The imaging group is also involved when it comes to buying equipment.
“The imaging team signs off on all equipment purchases and capital requisitions, as ultimately we are responsible to maintain, whether by managing vendor or in-house team or a combination of both,” Schaefer says.
He says that the imaging specialists attend planning meetings and are involved with the imaging equipment clinical acceptance process.
“Equipment contracts are overseen by a combination of legal, procurement and imaging. Being responsible for the maintenance of the imaging equipment, we have developed our own parts sourcing when vendors are not obligated by contract,” Schaefer adds.
He adds that the team has negotiated operational training pools with the major vendors (separate from technical training pools) to be implemented at their discretion.
“Being affiliated with two reputable medical schools – Cornell and Columbia – our imaging equipment tends to be more of the latest and greatest,” Schaefer says.
“OEM service contracts are more applicable (for us) then third-party. In-house members of the imaging team are fully vendor trained on magnetic resonance, computerized tomography, nuclear medicine, X-ray, rad fluoro and portables, ultrasound and special procedures (EP labs/cath labs). Whenever equipment is upgraded, different training is employed to maintain competency,” he adds.
Leadership in Fastest Response Time
A big focus of the imaging team has been to find ways to maximize equipment up-time beyond the industry standard. The imaging team has taken a leadership position in faster response times and minimizing patient inconvenience.
“Most recently, the shared service project (GE, Siemens, Philips and Carestream) took up most of our spare time. Currently, we are working on expanding that so that the expertise of our imaging specialists can be available to all 10 NewYork-Presbyterian locations on-demand via equipment remote access, with only one imaging engineer at each of the eight locations not supported by an in-house imaging team. The imaging teams are involved with joint effort research projects between GE, Philips and Siemens,” Schaefer says.

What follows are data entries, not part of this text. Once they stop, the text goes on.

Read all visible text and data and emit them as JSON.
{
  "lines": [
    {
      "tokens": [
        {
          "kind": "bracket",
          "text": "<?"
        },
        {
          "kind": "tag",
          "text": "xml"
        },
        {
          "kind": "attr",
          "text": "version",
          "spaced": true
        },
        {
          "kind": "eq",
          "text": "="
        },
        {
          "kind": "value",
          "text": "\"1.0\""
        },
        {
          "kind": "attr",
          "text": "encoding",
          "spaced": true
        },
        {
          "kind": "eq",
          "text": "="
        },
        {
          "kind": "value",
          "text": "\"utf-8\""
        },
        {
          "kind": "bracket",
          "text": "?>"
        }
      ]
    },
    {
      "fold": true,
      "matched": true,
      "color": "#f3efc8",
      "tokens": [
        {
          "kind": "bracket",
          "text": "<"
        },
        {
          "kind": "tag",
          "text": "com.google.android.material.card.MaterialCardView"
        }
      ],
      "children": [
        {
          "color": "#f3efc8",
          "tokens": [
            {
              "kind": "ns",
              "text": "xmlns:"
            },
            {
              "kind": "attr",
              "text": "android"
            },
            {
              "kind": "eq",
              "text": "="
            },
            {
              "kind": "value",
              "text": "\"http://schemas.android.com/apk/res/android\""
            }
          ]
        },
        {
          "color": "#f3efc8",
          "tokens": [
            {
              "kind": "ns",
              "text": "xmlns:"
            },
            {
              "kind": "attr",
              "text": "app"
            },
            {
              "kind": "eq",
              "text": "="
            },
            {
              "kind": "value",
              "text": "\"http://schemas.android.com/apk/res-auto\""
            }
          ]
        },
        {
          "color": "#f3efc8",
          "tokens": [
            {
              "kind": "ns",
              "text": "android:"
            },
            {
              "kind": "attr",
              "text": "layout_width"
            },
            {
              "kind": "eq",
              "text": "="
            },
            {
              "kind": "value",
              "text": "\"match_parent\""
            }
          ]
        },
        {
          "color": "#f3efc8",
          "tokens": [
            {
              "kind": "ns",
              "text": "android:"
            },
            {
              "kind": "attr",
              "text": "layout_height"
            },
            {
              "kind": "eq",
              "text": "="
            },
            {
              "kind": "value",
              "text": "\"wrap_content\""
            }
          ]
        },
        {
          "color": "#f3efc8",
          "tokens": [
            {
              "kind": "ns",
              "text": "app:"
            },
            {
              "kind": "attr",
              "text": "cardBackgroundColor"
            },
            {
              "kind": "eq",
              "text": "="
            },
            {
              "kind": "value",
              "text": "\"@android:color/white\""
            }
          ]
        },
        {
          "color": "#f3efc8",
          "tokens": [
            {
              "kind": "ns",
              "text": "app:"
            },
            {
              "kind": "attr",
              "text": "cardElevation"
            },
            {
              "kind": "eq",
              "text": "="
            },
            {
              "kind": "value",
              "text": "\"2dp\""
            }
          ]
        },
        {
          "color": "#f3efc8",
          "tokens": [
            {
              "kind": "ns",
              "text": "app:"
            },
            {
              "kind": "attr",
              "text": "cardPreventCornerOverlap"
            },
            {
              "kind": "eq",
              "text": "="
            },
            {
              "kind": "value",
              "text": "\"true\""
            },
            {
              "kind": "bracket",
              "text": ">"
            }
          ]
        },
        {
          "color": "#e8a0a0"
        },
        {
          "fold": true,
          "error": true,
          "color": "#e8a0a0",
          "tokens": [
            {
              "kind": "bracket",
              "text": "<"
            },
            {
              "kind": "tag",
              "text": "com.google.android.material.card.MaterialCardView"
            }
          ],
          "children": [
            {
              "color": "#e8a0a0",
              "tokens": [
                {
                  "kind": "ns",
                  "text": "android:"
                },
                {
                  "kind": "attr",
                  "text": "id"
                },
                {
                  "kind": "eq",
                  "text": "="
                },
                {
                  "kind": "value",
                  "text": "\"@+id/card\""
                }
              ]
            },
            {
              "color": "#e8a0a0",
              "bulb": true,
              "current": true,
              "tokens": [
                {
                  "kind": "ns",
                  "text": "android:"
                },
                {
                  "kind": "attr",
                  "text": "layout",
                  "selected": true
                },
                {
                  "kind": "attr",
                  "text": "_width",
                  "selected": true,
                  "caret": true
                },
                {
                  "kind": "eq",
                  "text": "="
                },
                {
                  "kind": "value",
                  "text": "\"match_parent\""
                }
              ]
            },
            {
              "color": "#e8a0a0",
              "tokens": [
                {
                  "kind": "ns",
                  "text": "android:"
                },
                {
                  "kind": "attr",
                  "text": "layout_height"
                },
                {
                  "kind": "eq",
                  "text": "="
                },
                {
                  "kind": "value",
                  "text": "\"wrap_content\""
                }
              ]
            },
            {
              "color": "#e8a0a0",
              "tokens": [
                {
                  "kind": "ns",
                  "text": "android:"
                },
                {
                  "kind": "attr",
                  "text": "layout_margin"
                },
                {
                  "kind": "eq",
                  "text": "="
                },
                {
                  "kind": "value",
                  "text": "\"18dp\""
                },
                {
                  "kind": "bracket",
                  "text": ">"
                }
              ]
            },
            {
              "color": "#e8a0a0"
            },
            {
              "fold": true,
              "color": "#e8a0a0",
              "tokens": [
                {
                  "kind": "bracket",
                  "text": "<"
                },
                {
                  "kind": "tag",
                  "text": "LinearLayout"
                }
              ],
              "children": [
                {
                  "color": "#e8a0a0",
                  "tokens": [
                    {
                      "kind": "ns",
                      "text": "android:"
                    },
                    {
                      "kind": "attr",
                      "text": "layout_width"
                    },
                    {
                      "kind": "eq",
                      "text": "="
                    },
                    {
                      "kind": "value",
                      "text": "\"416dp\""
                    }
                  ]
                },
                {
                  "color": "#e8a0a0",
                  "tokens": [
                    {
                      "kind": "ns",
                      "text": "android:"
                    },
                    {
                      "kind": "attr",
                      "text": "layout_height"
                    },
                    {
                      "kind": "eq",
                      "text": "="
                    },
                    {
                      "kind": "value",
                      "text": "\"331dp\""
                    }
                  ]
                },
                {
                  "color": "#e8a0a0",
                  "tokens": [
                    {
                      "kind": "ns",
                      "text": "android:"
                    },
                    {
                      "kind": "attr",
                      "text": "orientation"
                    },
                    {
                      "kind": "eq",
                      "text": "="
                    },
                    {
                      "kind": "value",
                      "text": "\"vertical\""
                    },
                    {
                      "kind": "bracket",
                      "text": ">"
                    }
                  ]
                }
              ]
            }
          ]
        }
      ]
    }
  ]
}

Schaefer adds that being affiliated with two teaching institutions, NewYork-Presbyterian is being exposed to new clinicians and doctors annually. OEMs typically perform operational training the first year new equipment is installed, leaving it up to the hospital to train new employees. By negotiating training pools into the service agreements with the vendor, all students can be exposed to encompassing imaging training every year.
“Complying with our need to put patients first, enhancing our shared service program to the point that GE co-authored a white paper with NewYork-Presbyterian on the subject, was a major step forward,” he says.
“Typically when a problem occurs on a major imaging device, the patient has to be moved due to the industry standard of a vendor two- to four-hour response time,” Schaefer adds.
He says that with shared service, the patient does not necessarily have to be moved, the two- to four-hour response downtime is minimized. He also says that out-of-contract overtime costs can be reduced, full-service contract cost is reduced with no down side and there is more flexibility in scheduling PMs on high-usage equipment.
The NewYork-Presbyterian imaging team is leading the way in strategically planned imaging service.